Thanks!
so perfect! dont change a thingggg. I can hear the sploosh clearly in my head when the cat dives into the water, it looks that good
That's really good, as it's you who's gonna do that splash sound, mate! Hahaha!
I've never really been a fan of (wavy) water in 2d platformers, it feels like the world just ends at a glass pane or something to me. You managed to make it look pretty though, so I'll get over it
My only gripe would be that the water behaves very rubbery when you dive in, like it's jelly you're swimming around in rather than water. The swimming itself looks really cool, and I think the slugcat being darkened while submerged works well.
Yeah, me neither - and for a while we did talk about having the water extend towards the bottom of the screen - as if you were watching the level stick up above the surface, from a distance. It gets weird very quick though, because this whole platformer perspective thing doesn't really work if you try to think of it in 3D. If you saw the surface, and the level stick up out of it, you'd all of a sudden feel like you're viewing the creatures from a distance - which is weird, because it uncomfortably places the viewer in the scene - and 2D and 3D spatiality collide. Also, when looking at a normal level, you're kind of seeing the
inside of walls, maybe? Doesn't really make sense to have a cut-in-half building like that stick out of an ocean and view it as through binoculars...

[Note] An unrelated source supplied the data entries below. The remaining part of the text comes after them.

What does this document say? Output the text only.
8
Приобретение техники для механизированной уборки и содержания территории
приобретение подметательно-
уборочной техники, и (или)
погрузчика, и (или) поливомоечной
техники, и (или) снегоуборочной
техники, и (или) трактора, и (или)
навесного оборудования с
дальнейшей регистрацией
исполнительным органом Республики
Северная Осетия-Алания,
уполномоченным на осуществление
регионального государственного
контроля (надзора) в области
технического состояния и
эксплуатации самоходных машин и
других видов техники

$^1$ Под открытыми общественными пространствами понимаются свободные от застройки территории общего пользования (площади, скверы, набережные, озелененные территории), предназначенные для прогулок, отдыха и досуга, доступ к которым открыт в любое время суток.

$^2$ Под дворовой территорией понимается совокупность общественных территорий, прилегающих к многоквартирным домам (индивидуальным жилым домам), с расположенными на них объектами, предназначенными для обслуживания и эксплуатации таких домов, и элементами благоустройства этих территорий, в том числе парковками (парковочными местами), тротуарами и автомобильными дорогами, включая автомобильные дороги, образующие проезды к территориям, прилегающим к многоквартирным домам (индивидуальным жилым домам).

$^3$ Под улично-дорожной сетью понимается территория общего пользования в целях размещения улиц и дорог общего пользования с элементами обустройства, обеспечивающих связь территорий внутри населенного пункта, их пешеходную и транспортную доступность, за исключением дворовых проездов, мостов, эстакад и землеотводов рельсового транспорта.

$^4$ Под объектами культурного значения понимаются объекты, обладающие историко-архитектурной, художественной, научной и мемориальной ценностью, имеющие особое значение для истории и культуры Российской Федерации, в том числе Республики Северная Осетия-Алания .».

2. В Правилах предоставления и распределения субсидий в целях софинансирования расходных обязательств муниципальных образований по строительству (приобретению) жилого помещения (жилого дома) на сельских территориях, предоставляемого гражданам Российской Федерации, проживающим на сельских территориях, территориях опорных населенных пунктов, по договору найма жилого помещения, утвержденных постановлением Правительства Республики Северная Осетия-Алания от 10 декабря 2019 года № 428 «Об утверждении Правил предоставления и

Then come the practical stuff - if what you see was the surface of the water, you wouldn't be able to see what was going on beneath it. And when the surface is above the horizon? (Yeah, the game has a "horizon" it uses for the pseudo 3D stuff, it's 1/3 down from the top of the screen). In the end, the aquarium approach was only the really thing that made sense. And I've kind of learned to like it, it makes it feel like you're looking at a little model of a room or something
I love the effect. One thing I noticed: The impact when the character jumps into the water is very heavy, which makes it look a bit like a miniature world. Don't know if I can explain it correctly, but right now it feels like in a bathtub, very small.
Yeah, I've really been struggling with the jelly-ness of it. That's the least jelly I've managed to get it to, but now when I've tried to rewrite the thing to work with multi-screen rooms the jelly wobble is worse than ever
If anyone can point me to a nice and simple description of how to actually simulate a water surface I'd be really happy. Haven't managed to find one myself - the
wikipedia article wasn't easy enough to work with.
Oh and maybe if lizards are underwater, only their flashing colors would be visible, like the bioluminescent nature of deep sea creatures. Imagine how tense that would be. You dive underwater, and don't realize a lizard is nearby because it's hard to see and kind of camouflaged against the other dark things underwater. And then a flash of color in the darkness and a dark shape starts rushing towards you...
I haven't had a proper talk with James yet, but I'm kind of leaning towards not having many creatures that are both land and water dwelling - it's easier and feels cleaner to have some separate (vicious!) water fauna that will eat whatever falls down there. But it's all open for discussion right now - currently I'm just trying to get the damn water to work haha!
I love the effect. One thing I noticed: The impact when the character jumps into the water is very heavy, which makes it look a bit like a miniature world. Don't know if I can explain it correctly, but right now it feels like in a bathtub, very small.
I think the main thing here is the distortions close to the surface. And also the jelly like qualities of the water, making it seem as if surface tension is really strong. The jelly I'm not so happy about, but I kind of like that the water looks like it's small and close, a little bit of confusion over the scale of things seems fitting when you don't want to pin stuff down too much. Obviously the slugcat isn't half an inch tall and taking a bath in a droplet, but that little effect serves as a reminder that we don't actually know all too well what we're looking at.
By the way - and maybe this has been answered before and I missed it - what is the penalty for dying in the game? Do you start all over from day one with no flies?
The classic idea, which we're still holding on to, is that you'll be allowed to restart the "cycle" - a cycle is basically a level, except it's not geographically contained, so more like a "mission" or whatever name you want to use for "chunk of play". In a cycle you wake up from hibernation, go out and try to hunt for food, and need to return to hibernation before the rain gets you. Hibernation acts as save points, meaning that if you die you get to retry that cycle.